The autopilot pattern automates in code the repetitive and boring operational tasks of an application, including startup, shutdown, scaling, and recovery from anticipated failure conditions for reliability, ease of use, and improved productivity.
- Why do we need to do this?
- Who is this for?
- How do we do it?
- How does this differ from previous approaches to automation?
- How does this differ from scheduler-backed container automation?
- What infrastructure do we need to do this?
- Example apps using this pattern
Why do we need to do this?
We need to make the applications not yet developed and those we already have easier to build, test, deploy, and scale. Consider the applications we see in science fiction and in our devops dreams:
- Apps that can be deployed and scaled with a single click.
- Apps and workflows that can be tested and automated in CI/CD.
- Apps and workflows that work the same on our laptops as in the cloud (public and private cloud).
- Apps and workflows that aren‘t married to any specific infrastructure or scheduler.
Applications like this have been possible for years, but they‘re still rare. However, modern tools and infrastructure, as well as repeatable patterns are emerging to make these applications easy to build and available to all, regardless of scale.
By starting with a pattern that automates application operations where we develop: on our laptops or other location of the developer‘s choice, we can gain the ability to scale in production and automate testing and deployment in a way that accelerates development and eliminates the pain we often experience in turning our application dreams into a production reality.
Consider the benefits of the autopilot pattern:
- Easy deploys and scaling.
- We’ve automated the boring stuff, use time you save with that however you want.
- By automating those operational tasks in code, we’ve made the app self-documenting.
- And by keeping that automation code in the same repo with the application, we’ve increased visibility and the opportunity for participation to all.
- Most importantly, however, these apps work the same on our laptops as in the cloud.
Who is this for?
The autopilot pattern is for both developers and operators. It‘s designed to be easy enough to use that we can use it early in development but robust enough to work at the largest scale we can imagine for our apps.
The autopilot pattern is for solo developers, startups, and large enterprises. It‘s for operators that want to bring sanity to their lives and for developers who want to make their apps easy to use. It‘s for microservices applications with dozens of components, it‘s for tiered applications, it even works with applications that run in a single container. It‘s for people building apps for distribution and re-use, and for in-house teams working on apps that will never leave the organization.
The autopilot pattern is ideal for:
- Developers who want to work on their laptops, on a plane, without needing internet access.
- Operators who want to deploy in public or private clouds.
- Site reliability engineers who want automated and repeatable workflows from development to deploy.
- Startups and enterprises that want *aaS convenience without *aaS lock-in.
- Applications running in a single container.
- Tiered, traditional applications.
- Microservices applications with any number of components.

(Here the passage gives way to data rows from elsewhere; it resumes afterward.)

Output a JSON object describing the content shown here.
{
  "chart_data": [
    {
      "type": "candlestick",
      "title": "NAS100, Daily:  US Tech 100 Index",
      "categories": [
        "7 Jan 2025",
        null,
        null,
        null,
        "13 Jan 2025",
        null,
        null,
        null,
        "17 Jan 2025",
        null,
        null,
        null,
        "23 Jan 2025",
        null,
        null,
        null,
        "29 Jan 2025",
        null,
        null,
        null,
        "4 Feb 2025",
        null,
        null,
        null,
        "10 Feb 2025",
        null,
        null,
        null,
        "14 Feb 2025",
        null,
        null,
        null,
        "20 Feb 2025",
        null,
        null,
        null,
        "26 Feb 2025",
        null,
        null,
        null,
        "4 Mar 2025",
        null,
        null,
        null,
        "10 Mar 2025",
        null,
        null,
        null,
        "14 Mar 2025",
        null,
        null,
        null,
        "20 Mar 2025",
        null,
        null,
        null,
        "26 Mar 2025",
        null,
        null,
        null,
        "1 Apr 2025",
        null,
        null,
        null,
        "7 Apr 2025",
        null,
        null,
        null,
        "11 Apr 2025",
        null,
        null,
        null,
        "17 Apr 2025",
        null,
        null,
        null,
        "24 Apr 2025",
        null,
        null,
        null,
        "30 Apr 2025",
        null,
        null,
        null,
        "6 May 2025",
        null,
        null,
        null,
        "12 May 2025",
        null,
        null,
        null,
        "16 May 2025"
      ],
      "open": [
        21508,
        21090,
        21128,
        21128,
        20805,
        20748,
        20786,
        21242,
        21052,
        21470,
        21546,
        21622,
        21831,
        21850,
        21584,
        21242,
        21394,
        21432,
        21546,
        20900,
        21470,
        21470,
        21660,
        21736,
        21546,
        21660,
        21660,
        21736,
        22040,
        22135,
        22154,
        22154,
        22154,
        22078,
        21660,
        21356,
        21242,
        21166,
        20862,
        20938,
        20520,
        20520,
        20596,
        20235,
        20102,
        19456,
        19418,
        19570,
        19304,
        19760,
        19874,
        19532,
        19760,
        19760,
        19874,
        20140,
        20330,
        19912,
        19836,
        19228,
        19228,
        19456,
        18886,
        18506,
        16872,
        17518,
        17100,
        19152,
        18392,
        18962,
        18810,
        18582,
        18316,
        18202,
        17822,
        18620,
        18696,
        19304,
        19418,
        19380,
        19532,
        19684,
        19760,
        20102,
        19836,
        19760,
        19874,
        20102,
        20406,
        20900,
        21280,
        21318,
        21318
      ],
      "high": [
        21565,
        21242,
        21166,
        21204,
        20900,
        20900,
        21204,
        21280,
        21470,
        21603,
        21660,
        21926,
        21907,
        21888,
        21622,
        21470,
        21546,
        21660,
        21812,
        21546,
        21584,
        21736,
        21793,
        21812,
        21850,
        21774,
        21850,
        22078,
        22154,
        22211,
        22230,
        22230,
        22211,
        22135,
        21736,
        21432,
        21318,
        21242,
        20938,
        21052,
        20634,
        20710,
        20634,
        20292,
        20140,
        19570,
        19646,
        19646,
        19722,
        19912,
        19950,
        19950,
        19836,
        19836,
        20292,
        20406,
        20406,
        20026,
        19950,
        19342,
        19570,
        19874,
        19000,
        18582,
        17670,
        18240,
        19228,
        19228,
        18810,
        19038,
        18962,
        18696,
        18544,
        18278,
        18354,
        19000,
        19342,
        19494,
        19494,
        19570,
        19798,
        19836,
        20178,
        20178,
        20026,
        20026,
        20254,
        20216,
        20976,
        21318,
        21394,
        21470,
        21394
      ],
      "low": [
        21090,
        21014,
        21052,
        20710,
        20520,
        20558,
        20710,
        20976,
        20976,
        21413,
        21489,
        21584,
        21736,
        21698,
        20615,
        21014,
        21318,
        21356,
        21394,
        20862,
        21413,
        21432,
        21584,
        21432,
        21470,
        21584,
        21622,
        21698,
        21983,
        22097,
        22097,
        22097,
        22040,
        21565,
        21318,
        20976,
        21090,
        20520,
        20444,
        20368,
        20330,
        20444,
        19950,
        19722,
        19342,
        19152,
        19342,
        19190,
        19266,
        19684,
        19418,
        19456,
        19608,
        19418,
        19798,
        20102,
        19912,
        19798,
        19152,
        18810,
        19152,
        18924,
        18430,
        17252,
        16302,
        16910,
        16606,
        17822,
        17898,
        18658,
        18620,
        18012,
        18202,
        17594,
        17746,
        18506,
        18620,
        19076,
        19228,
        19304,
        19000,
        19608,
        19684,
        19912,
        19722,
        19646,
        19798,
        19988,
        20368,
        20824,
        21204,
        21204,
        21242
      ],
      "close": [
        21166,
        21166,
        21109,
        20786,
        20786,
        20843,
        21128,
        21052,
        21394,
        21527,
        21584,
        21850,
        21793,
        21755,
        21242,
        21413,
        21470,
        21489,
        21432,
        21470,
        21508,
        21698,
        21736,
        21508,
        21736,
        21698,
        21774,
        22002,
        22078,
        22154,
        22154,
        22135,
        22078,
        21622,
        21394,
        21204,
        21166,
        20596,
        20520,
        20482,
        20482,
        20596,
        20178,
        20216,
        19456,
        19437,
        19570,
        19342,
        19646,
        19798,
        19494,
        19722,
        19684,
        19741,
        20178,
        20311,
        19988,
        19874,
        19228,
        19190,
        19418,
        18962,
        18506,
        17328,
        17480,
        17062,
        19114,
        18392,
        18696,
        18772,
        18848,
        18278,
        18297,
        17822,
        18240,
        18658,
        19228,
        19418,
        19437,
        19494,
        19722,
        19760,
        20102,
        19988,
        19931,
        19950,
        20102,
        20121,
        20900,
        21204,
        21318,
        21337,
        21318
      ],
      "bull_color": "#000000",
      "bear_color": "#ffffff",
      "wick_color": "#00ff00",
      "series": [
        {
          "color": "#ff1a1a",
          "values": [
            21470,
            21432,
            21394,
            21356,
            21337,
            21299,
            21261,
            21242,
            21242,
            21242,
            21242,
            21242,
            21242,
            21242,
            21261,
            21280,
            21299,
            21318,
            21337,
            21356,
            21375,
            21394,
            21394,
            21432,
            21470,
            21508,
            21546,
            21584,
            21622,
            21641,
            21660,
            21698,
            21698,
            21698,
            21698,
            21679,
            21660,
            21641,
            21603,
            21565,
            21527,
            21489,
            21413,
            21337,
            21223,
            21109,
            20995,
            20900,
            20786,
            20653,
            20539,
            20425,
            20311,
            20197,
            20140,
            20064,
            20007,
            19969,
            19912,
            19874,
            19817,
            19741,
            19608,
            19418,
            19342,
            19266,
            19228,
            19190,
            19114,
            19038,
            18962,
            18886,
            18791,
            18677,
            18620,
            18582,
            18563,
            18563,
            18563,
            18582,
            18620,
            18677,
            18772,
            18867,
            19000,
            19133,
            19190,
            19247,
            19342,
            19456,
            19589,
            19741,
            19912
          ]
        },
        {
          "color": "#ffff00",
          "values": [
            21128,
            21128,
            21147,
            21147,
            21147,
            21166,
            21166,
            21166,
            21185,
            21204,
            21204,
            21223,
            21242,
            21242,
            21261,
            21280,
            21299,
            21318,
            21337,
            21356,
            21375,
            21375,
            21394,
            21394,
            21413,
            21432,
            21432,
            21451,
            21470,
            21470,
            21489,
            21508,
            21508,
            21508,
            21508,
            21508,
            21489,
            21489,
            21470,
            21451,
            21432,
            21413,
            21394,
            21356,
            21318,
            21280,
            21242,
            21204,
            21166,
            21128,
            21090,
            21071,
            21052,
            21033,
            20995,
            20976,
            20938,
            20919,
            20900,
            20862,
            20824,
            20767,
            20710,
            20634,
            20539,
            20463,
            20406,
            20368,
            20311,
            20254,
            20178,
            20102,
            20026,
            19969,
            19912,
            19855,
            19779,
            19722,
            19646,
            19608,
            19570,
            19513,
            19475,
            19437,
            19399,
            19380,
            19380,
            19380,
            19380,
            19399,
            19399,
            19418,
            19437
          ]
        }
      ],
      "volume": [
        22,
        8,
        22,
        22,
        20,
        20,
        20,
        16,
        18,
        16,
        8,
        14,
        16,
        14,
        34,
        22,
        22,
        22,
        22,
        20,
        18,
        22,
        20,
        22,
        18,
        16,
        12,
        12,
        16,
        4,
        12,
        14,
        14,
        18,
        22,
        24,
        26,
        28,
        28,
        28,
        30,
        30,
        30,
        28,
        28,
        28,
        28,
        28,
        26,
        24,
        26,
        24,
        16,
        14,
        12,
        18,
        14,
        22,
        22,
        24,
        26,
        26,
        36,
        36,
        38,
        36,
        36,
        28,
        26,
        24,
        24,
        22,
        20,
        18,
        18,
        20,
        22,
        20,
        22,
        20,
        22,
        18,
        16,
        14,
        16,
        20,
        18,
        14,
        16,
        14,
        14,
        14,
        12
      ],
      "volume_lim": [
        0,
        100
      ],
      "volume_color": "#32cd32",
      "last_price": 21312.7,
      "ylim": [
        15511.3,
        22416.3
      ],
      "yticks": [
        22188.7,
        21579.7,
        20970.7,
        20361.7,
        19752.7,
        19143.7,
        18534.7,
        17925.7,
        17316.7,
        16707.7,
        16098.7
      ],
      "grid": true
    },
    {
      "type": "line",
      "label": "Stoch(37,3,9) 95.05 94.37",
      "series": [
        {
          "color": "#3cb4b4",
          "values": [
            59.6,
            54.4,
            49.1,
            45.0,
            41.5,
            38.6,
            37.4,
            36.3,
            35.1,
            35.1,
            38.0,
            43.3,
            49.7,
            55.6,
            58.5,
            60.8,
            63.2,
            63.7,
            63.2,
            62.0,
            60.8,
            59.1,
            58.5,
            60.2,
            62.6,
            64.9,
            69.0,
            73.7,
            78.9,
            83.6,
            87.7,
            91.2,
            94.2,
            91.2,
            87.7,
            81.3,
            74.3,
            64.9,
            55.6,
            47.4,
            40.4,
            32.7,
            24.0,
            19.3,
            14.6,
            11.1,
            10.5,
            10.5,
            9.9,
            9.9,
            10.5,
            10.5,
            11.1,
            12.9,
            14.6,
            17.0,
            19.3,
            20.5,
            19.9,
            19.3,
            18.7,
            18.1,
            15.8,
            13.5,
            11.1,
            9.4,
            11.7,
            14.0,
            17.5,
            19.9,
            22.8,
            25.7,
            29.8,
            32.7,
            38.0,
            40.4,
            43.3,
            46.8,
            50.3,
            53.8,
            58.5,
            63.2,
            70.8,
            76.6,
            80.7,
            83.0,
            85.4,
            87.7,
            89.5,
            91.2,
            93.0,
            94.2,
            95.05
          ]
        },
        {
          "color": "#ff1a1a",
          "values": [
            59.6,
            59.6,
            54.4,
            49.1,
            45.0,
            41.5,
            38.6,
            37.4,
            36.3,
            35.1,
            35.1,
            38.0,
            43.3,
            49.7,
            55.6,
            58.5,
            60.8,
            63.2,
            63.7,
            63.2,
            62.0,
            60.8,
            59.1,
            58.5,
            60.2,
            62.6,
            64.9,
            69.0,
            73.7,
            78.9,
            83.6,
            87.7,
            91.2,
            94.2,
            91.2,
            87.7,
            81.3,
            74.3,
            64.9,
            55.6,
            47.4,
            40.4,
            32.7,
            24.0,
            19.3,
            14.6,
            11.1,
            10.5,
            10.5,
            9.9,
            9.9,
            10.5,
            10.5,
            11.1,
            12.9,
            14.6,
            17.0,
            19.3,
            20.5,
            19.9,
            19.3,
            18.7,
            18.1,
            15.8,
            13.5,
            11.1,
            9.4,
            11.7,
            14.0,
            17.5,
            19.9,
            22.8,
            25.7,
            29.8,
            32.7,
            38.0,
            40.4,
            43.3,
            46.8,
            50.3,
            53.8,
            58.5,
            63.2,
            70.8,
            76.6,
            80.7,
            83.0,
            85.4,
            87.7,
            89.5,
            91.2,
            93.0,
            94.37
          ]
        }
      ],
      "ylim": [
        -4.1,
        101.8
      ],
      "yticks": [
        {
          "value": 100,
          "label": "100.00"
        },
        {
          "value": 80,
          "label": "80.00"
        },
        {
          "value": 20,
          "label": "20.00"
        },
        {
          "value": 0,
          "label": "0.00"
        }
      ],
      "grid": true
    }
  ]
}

Most importantly, it‘s designed to live and grow with our apps at all stages of development and operations.
How do we do it?
The autopilot pattern automates the lifecycle of each component of the application. Whether we architect our application as a single container, in tiers, or as microservices, each container that makes up the application has its own lifecycle, and its own set of actions that are necessary during that lifecycle. Each of these application components are often applications in themselves, like a database server, in-memory cache, or the reverse proxy that fronts our application, in addition to the Node.js, Python, Ruby, or other code that makes the set of components a complete application.
Most autopilot pattern implementations embrace the Docker ideal of single-purpose, or single-service containers, but this is not strictly required. The autopilot pattern does require us (both developers and operators) to think about how we operate our applications at critical points in the lifecycle of each component. The following questions may help uncover the details we need to consider:
- What resources does the container have to connect to?
- How does the Node.js code connect to its database, for example? Or, how does Nginx connect to its back ends?
- How is the container configured?
- Does the application have a configuration file? Do we start it with arguments? Does it use environment variables?
- Does anything have to be done before the application in the container starts?
- This can include injecting the resources identified in #1 into the configuration file from #2 before we start the application. Or it could require finding the application‘s peers, such as when starting an HA raft of Consul or cluster of database instances.
- How is the application in the container started?
- This is commonly what we use for the
docker run
command orCMD
argument in the Dockerfile.
- This is commonly what we use for the
- How will other containers discover this container?
- The application should self-register in a service catalog like Consul so that it can be discovered. This is how our Python or Node.js (or other) application can discover its database, and how Nginx or HAproxy can discover our app server.
- How do we know if the application in the container is healthy?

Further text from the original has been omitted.